= George Bowles (British Army officer) =

British general

General Sir George Bowles (27 January 1787 – 21 May 1876) was a British general, colonel of the 1st West India Regiment, and lieutenant of the Tower of London.

Bowles was second son of William and Dinah Bowles of Heale House, Wiltshire, where he was born in 1787. His mother was the third daughter of Admiral Sir Thomas Frankland, 5th Baronet.
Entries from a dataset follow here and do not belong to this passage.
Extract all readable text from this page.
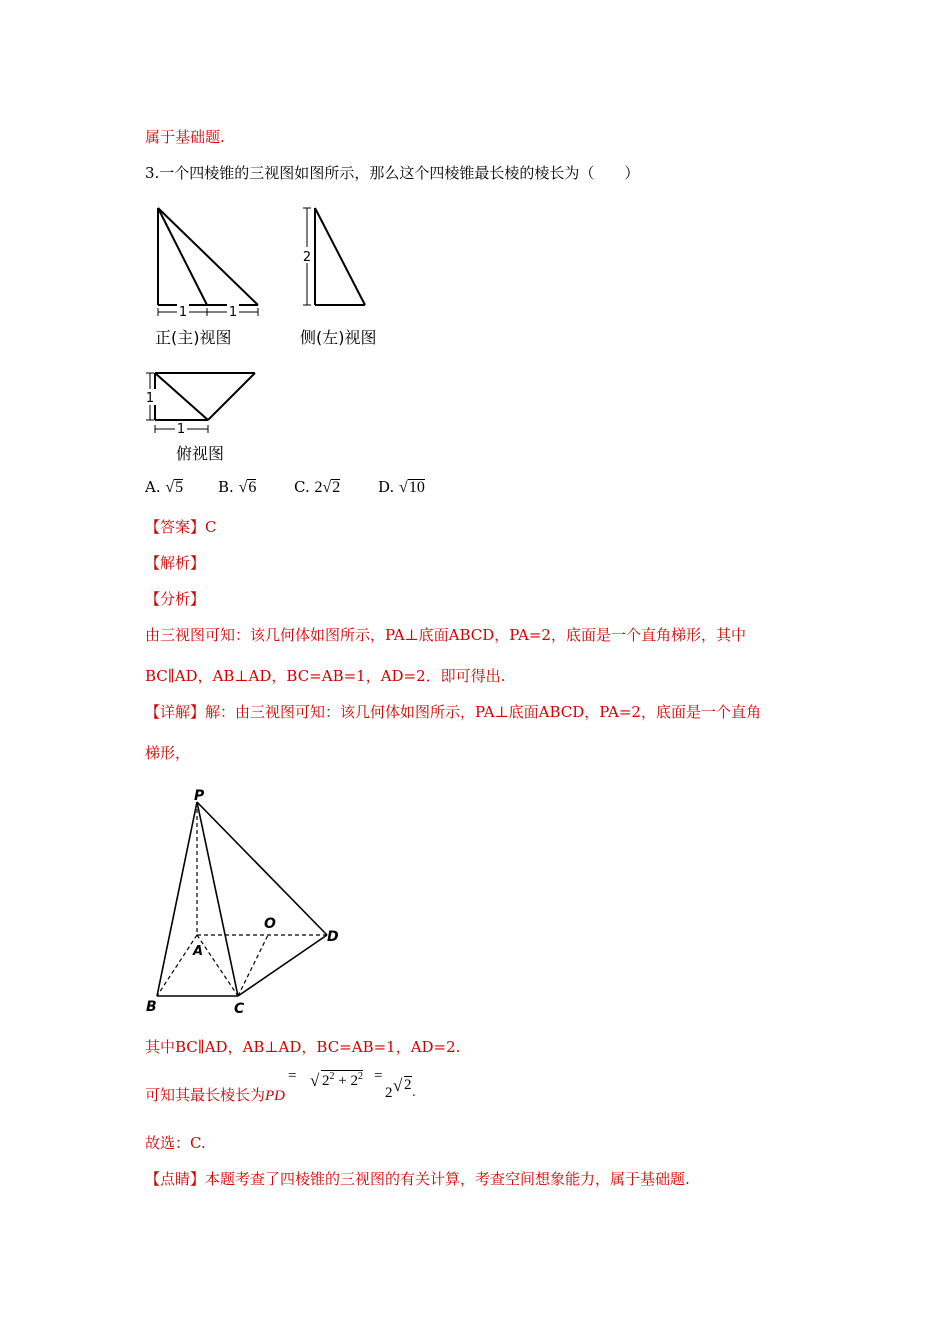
属于基础题.
3.一个四棱锥的三视图如图所示，那么这个四棱锥最长棱的棱长为（　　）
1	1
正(主)视图
2
侧(左)视图
1
1
俯视图
A. √5 B. √6	C. 2√2	D. √10
【答案】C
【解析】
【分析】
由三视图可知：该几何体如图所示，PA⊥底面ABCD，PA=2，底面是一个直角梯形，其中
BC∥AD，AB⊥AD，BC=AB=1，AD=2．即可得出.
【详解】解：由三视图可知：该几何体如图所示，PA⊥底面ABCD，PA=2，底面是一个直角
梯形，
P
A
O
D
B	C
其中BC∥AD，AB⊥AD，BC=AB=1，AD=2.
可知其最长棱长为PD
= √ $2^2 + 2^2$ =
2 √ 2 .
故选：C.
【点睛】本题考查了四棱锥的三视图的有关计算，考查空间想象能力，属于基础题.
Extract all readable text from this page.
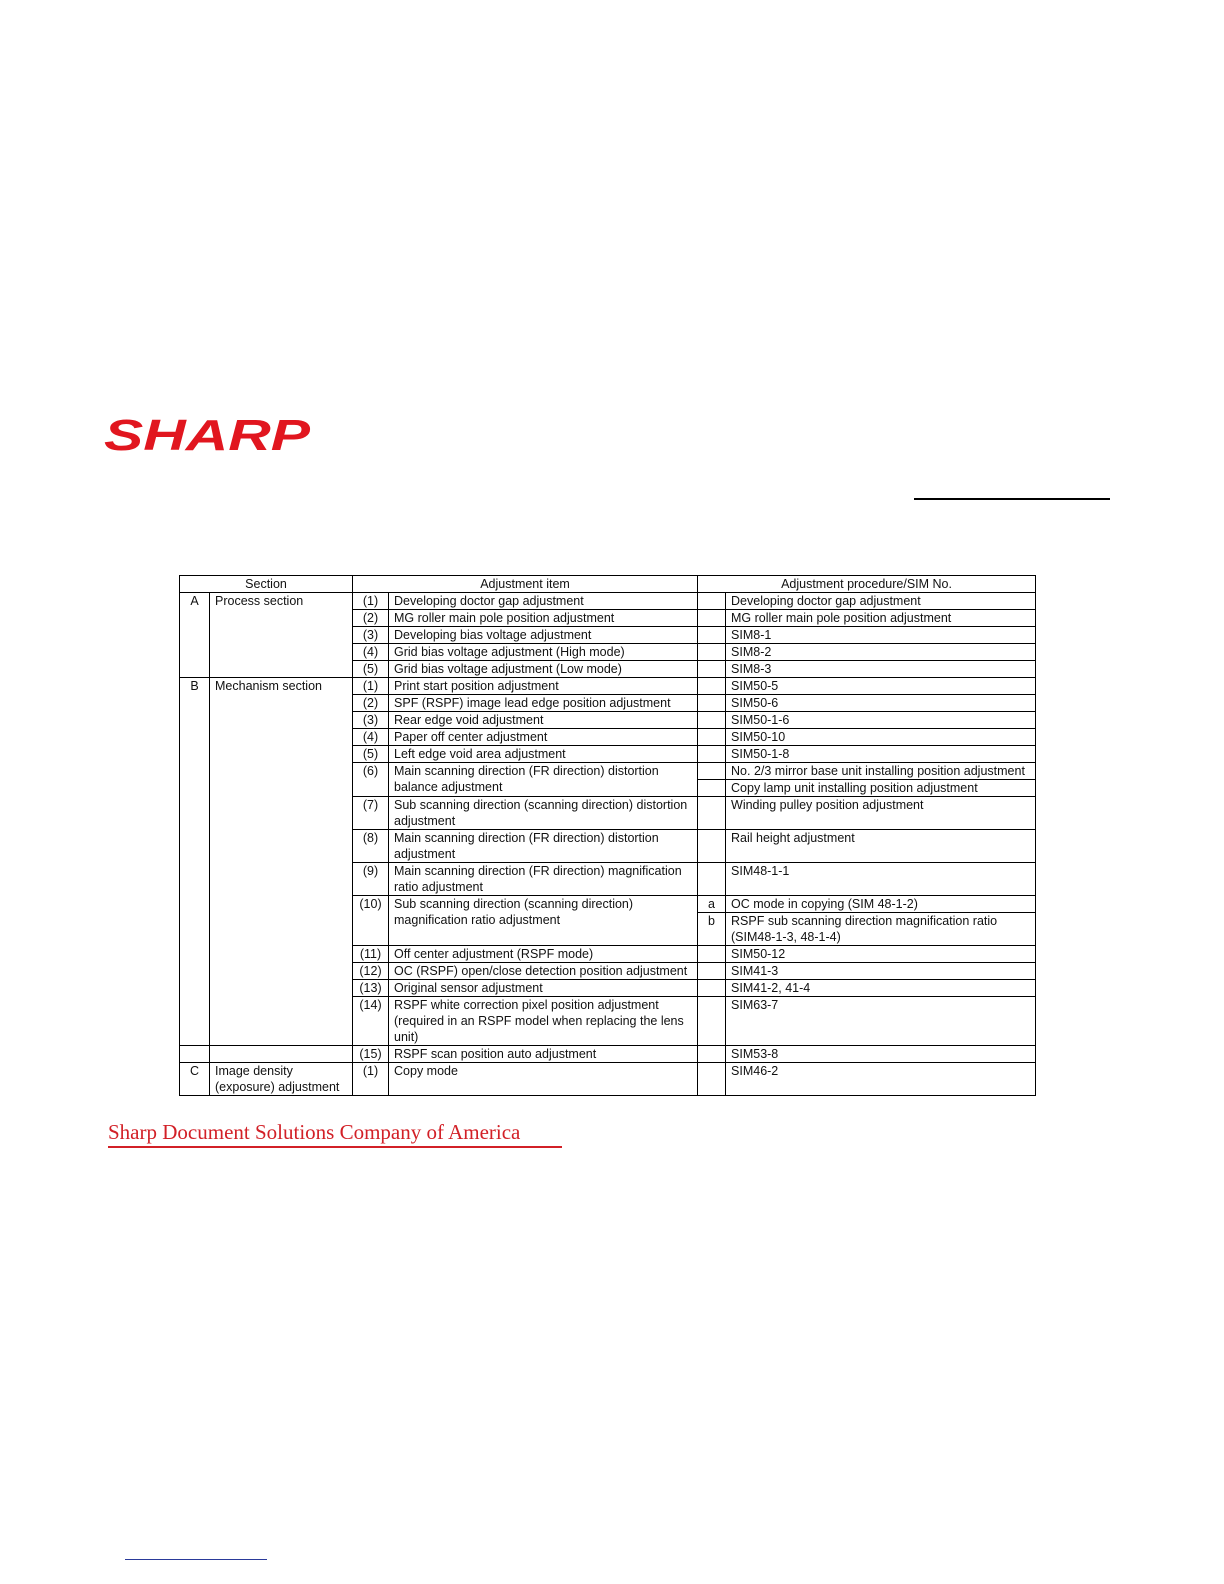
SHARP
Section		Adjustment item		Adjustment procedure/SIM No.	
A	Process section	(1)	Developing doctor gap adjustment		Developing doctor gap adjustment
		(2)	MG roller main pole position adjustment		MG roller main pole position adjustment
		(3)	Developing bias voltage adjustment		SIM8-1
		(4)	Grid bias voltage adjustment (High mode)		SIM8-2
		(5)	Grid bias voltage adjustment (Low mode)		SIM8-3
B	Mechanism section	(1)	Print start position adjustment		SIM50-5
		(2)	SPF (RSPF) image lead edge position adjustment		SIM50-6
		(3)	Rear edge void adjustment		SIM50-1-6
		(4)	Paper off center adjustment		SIM50-10
		(5)	Left edge void area adjustment		SIM50-1-8
		(6)	Main scanning direction (FR direction) distortion balance adjustment		No. 2/3 mirror base unit installing position adjustment
					Copy lamp unit installing position adjustment
		(7)	Sub scanning direction (scanning direction) distortion adjustment		Winding pulley position adjustment
		(8)	Main scanning direction (FR direction) distortion adjustment		Rail height adjustment
		(9)	Main scanning direction (FR direction) magnification ratio adjustment		SIM48-1-1
		(10)	Sub scanning direction (scanning direction) magnification ratio adjustment	a	OC mode in copying (SIM 48-1-2)
				b	RSPF sub scanning direction magnification ratio (SIM48-1-3, 48-1-4)
		(11)	Off center adjustment (RSPF mode)		SIM50-12
		(12)	OC (RSPF) open/close detection position adjustment		SIM41-3
		(13)	Original sensor adjustment		SIM41-2, 41-4
		(14)	RSPF white correction pixel position adjustment (required in an RSPF model when replacing the lens unit)		SIM63-7
		(15)	RSPF scan position auto adjustment		SIM53-8
C	Image density (exposure) adjustment	(1)	Copy mode		SIM46-2
Sharp Document Solutions Company of America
He entered the army as ensign in the Coldstream guards in 1804, and served with that corps in the north of Germany in 1805–6, at Copenhagen in 1807, in the Peninsula and south of France from 1809 to 1814, excepting the winters of 1810 and 1811, and in the Waterloo campaign, being present at the passage of the Douro, the battles of Talavera, Salamanca, and Vittoria, the capture of Madrid, the sieges of Ciudad Rodrigo, Badajos, Burgos, and San Sebastian, the passages of the Nive, Nivelle, and Adour, the investment of Bayonne, the battles of Quatre Bras and Waterloo, and the occupation of Paris. When a brevet-major he served as military secretary to the Duke of Richmond in Canada in 1818–20, and as deputy adjutant-general in the West Indies from 1820 to 1825. While with his battalion of the Coldstreams in Canada, as lieutenant-colonel and brevet-colonel, he commanded the troops in the Lower Province during the rebellion of 1838. He retired on half-pay in 1843.

In 1845 Bowles, who while on half-pay had been comptroller of the viceregal household in Dublin, was appointed master of the queen's household, in succession to the Hon. Charles Murray. A good deal of invidious feeling had arisen in connection with the duties of the office, and Bowles's appointment is said to have been made at the recommendation of the Duke of Wellington. He was promoted to the rank of major-general in 1846, and on his resignation of his appointment in the royal household, on account of ill-health, in 1851, was made Knight Commander of the Order of the Bath and appointed lieutenant of the Tower of London. He was appointed Knight Grand Cross of the Order of the Bath in the 1873 Birthday Honours.

Bowles, who was unmarried, died at his residence in Berkeley Street, Berkeley Square, London, on 21 May 1876, in the ninetieth year of his age.